Campbell Live recently ran a piece about an insured that requested information/documentation held by Southern Response about him under the Privacy Act.  I highly recommend this process.  You may be surprised by what emerges when you get the documents.   The documents/information about me held by Southern Response were very informative.

In Ryde v EQC & anor [2014] NZHC 2763 and Van Limburg v EQC & anor [2014] NZHC 2764 the High Court has ordered EQC to pay the costs and disbursements of insured homeowners that sued EQC where EQC for years refused to pay and wrongly assessed the house(s) as under cap but paid cap once sued. These decisions are positive for homeowners and an incentive to them to sue EQC if they are dissatisfied with EQC.
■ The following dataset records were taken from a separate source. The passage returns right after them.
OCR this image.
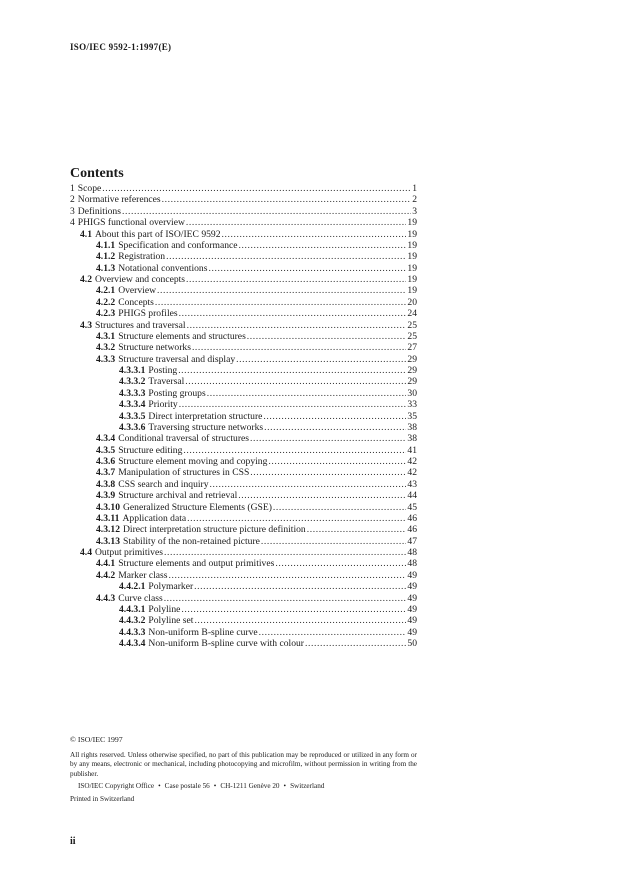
ISO/IEC 9592-1:1997(E)
Contents
1 Scope .....	1
2 Normative references .....	2
3 Definitions .....	3
4 PHIGS functional overview .....	19
4.1 About this part of ISO/IEC 9592 .....	19
4.1.1 Specification and conformance .....	19
4.1.2 Registration .....	19
4.1.3 Notational conventions .....	19
4.2 Overview and concepts .....	19
4.2.1 Overview .....	19
4.2.2 Concepts .....	20
4.2.3 PHIGS profiles .....	24
4.3 Structures and traversal .....	25
4.3.1 Structure elements and structures .....	25
4.3.2 Structure networks .....	27
4.3.3 Structure traversal and display .....	29
4.3.3.1 Posting .....	29
4.3.3.2 Traversal .....	29
4.3.3.3 Posting groups .....	30
4.3.3.4 Priority .....	33
4.3.3.5 Direct interpretation structure .....	35
4.3.3.6 Traversing structure networks .....	38
4.3.4 Conditional traversal of structures .....	38
4.3.5 Structure editing .....	41
4.3.6 Structure element moving and copying .....	42
4.3.7 Manipulation of structures in CSS .....	42
4.3.8 CSS search and inquiry .....	43
4.3.9 Structure archival and retrieval .....	44
4.3.10 Generalized Structure Elements (GSE) .....	45
4.3.11 Application data .....	46
4.3.12 Direct interpretation structure picture definition .....	46
4.3.13 Stability of the non-retained picture .....	47
4.4 Output primitives .....	48
4.4.1 Structure elements and output primitives .....	48
4.4.2 Marker class .....	49
4.4.2.1 Polymarker .....	49
4.4.3 Curve class .....	49
4.4.3.1 Polyline .....	49
4.4.3.2 Polyline set .....	49
4.4.3.3 Non-uniform B-spline curve .....	49
4.4.3.4 Non-uniform B-spline curve with colour .....	50
© ISO/IEC 1997
All rights reserved. Unless otherwise specified, no part of this publication may be reproduced or utilized in any form or by any means, electronic or mechanical, including photocopying and microfilm, without permission in writing from the publisher.
ISO/IEC Copyright Office • Case postale 56 • CH-1211 Genève 20 • Switzerland
Printed in Switzerland
ii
On 1 October 2014 the Court of Appeal said that Southern Response was liable to pay professional fees of 10% and a contingency of 10% as part of a rebuild cost; costs in the Court of Appeal and that the High Court order of “no costs” must change.  Southern Response has not yet paid the increased judgment amount of a further $214,934.14.  A statutory demand was served on it on 23 October 2014.  Southern Response eventually paid the costs in the Court of Appeal of $17,780 only after being served with a statutory demand.  Notwithstanding the Court of Appeal directive about costs in the High Court and the success of Avonside in recovering over $400,000 more than it was ever offered by Southern Response, Southern Response still refuses to pay any costs in the High Court.  So the High Court will have to determine costs.  After the High Court decision in Avonside, insureds were told that in reliance on the High Court decision it would not pay a contingency and professional fees.  Presumably now being a responsible government entity it will respect and follow the Court of Appeal decision.  I will hold my breath.